I am no Naderite, although I tip my hat to the man. He has truly made a difference, which is more than most politicians can say. But he is wrong on globalization and wrong on trade and just plain idiotic when he says there's no difference between Gore and Bush. On the environment alone, the difference is immense. Nader is exquisitely unsuited for the presidency. He alone doesn't seem to know it.

Yet Nader might have turned to Bush during the second debate and told him to "wipe that smile off your face" when he talked about putting people to death.
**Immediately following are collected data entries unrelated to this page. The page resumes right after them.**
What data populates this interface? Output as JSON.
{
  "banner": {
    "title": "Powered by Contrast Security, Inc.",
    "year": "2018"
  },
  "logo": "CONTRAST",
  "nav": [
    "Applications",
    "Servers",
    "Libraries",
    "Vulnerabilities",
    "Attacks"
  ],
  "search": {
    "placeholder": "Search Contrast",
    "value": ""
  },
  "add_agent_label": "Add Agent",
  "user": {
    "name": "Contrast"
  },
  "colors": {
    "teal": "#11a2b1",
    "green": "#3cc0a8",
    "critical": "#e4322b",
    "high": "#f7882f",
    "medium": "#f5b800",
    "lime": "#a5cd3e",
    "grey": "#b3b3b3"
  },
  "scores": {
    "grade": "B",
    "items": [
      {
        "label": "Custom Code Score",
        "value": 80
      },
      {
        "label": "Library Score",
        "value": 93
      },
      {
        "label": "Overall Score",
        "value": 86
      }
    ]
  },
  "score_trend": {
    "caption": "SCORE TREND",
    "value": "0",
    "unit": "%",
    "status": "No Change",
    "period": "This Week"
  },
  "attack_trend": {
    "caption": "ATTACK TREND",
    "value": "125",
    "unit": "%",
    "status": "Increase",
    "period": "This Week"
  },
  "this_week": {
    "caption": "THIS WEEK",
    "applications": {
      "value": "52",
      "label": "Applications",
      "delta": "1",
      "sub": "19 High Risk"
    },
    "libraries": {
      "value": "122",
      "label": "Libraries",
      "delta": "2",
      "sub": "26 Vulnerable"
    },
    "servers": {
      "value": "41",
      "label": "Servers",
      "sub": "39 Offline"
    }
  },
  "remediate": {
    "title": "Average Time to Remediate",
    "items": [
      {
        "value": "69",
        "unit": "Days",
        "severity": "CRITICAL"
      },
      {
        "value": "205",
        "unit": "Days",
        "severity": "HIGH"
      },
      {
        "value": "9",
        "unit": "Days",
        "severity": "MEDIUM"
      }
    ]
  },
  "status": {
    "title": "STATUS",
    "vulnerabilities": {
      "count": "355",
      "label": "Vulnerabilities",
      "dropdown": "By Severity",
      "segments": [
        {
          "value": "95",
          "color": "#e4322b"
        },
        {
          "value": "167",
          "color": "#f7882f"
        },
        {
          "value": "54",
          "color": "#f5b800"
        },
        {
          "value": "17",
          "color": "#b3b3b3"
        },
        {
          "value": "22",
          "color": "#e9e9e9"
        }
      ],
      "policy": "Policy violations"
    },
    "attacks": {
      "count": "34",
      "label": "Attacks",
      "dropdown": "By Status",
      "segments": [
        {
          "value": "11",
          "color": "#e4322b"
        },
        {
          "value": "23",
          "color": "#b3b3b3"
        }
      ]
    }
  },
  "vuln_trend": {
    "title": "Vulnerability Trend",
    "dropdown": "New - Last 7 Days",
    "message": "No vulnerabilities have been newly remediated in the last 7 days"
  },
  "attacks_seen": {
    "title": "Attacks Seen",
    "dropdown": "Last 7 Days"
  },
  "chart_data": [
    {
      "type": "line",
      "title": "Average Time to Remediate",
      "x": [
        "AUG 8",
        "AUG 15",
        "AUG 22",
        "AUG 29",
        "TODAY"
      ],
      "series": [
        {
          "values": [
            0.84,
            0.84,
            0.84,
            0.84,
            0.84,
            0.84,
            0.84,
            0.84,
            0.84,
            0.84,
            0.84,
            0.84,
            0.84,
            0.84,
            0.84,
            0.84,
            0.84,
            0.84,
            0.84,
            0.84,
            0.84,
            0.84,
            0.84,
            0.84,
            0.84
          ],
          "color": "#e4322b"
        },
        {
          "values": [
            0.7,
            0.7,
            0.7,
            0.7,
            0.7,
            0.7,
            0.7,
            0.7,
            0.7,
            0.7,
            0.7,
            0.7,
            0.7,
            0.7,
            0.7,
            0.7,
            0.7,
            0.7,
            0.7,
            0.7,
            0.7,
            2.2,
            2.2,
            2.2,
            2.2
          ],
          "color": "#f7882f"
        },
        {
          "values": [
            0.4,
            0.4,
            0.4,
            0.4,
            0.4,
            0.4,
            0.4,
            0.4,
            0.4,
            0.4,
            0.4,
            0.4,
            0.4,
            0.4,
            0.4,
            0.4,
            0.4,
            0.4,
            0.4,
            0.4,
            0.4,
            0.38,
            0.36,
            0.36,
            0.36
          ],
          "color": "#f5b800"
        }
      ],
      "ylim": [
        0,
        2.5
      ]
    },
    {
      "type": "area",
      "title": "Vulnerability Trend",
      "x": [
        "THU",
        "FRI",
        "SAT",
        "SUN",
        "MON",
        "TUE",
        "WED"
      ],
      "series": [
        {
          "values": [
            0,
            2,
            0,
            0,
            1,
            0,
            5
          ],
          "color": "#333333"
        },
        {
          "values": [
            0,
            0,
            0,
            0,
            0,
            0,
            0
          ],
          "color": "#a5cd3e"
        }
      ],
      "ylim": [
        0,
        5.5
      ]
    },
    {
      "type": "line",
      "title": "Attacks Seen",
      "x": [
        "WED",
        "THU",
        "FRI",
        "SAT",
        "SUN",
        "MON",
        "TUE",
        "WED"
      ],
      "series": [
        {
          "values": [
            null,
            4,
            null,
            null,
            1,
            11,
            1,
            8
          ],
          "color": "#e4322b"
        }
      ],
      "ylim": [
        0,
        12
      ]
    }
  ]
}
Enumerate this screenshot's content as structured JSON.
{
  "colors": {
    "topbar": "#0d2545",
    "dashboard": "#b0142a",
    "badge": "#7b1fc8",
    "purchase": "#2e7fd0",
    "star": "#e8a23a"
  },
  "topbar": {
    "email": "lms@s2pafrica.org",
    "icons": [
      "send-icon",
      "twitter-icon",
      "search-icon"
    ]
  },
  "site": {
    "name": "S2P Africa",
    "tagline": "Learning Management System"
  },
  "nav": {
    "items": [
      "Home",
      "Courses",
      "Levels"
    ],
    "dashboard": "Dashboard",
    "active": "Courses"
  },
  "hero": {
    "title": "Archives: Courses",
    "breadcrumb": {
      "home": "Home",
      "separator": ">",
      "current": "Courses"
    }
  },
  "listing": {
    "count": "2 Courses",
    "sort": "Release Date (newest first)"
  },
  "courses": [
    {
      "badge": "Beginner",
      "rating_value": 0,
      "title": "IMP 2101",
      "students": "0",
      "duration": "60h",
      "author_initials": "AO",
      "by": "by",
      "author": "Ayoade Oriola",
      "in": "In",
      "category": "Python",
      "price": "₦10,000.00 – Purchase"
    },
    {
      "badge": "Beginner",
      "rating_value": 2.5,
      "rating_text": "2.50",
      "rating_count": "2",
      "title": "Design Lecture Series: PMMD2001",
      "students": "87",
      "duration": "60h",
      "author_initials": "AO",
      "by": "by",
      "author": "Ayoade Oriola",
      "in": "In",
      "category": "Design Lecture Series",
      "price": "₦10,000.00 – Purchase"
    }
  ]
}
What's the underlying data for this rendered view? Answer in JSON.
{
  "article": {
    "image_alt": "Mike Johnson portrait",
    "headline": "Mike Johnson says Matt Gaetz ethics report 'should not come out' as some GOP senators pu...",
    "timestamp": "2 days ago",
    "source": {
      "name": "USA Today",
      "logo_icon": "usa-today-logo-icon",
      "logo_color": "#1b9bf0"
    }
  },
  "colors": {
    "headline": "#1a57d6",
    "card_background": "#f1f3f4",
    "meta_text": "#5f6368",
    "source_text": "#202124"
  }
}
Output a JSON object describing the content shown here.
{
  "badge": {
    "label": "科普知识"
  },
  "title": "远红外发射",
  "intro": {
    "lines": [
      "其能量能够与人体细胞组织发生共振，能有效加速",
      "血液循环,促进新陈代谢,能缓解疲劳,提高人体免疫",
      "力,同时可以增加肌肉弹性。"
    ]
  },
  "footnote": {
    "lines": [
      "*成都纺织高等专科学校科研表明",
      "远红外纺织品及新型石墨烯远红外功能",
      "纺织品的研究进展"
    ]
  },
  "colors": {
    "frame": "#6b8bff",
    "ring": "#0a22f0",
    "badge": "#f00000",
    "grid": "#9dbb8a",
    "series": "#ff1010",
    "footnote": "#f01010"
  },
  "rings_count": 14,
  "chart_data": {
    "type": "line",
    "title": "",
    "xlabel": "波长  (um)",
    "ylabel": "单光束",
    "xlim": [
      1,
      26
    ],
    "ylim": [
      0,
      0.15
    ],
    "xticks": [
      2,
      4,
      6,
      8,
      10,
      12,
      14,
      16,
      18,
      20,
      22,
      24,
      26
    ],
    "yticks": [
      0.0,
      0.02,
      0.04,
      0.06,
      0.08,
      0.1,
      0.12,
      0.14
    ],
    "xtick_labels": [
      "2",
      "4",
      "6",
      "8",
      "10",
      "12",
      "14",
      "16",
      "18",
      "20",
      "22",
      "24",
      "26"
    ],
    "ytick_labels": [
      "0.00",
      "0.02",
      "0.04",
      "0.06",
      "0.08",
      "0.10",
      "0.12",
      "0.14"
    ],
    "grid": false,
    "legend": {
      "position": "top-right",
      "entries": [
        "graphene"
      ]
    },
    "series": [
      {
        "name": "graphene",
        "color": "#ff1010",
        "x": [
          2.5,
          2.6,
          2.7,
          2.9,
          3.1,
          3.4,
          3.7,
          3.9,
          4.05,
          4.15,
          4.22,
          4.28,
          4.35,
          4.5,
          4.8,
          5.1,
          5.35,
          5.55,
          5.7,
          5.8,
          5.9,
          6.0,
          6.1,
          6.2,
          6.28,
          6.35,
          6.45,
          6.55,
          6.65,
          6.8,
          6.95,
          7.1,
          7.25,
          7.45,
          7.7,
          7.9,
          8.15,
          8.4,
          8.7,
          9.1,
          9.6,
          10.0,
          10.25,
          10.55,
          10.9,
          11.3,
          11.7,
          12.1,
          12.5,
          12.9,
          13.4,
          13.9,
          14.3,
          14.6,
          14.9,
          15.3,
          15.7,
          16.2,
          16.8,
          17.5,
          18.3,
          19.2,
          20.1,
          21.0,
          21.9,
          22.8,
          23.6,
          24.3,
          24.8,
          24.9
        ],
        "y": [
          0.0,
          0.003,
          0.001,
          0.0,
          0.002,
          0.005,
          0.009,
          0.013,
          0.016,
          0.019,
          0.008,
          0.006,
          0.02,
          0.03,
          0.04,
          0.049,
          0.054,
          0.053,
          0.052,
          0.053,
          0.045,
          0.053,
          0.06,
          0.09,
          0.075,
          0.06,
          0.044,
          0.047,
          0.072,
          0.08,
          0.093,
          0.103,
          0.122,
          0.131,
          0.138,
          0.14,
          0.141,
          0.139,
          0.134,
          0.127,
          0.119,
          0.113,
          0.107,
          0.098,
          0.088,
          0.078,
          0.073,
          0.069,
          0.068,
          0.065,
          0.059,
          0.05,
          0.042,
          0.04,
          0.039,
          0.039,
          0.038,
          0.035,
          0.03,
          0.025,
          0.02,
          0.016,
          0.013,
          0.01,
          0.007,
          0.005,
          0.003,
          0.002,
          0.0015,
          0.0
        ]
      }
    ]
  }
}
All along, Gore has conducted his campaign as if people like me have nowhere to go. The essence of it was distilled in Lieberman's apparent assessment that the black vote was somewhat in play, the Jewish vote was not, so why knock Farrakhan? I understand. But if these moments were offset by some grand vision — some splendid stand on principle — then Nader would not look so good.

Now Gore and Lieberman are knocking Nader, telling us why we should not vote for him. We know that. We even know why we should vote for Gore.

But it's like a visit to the dentist. It's going to hurt.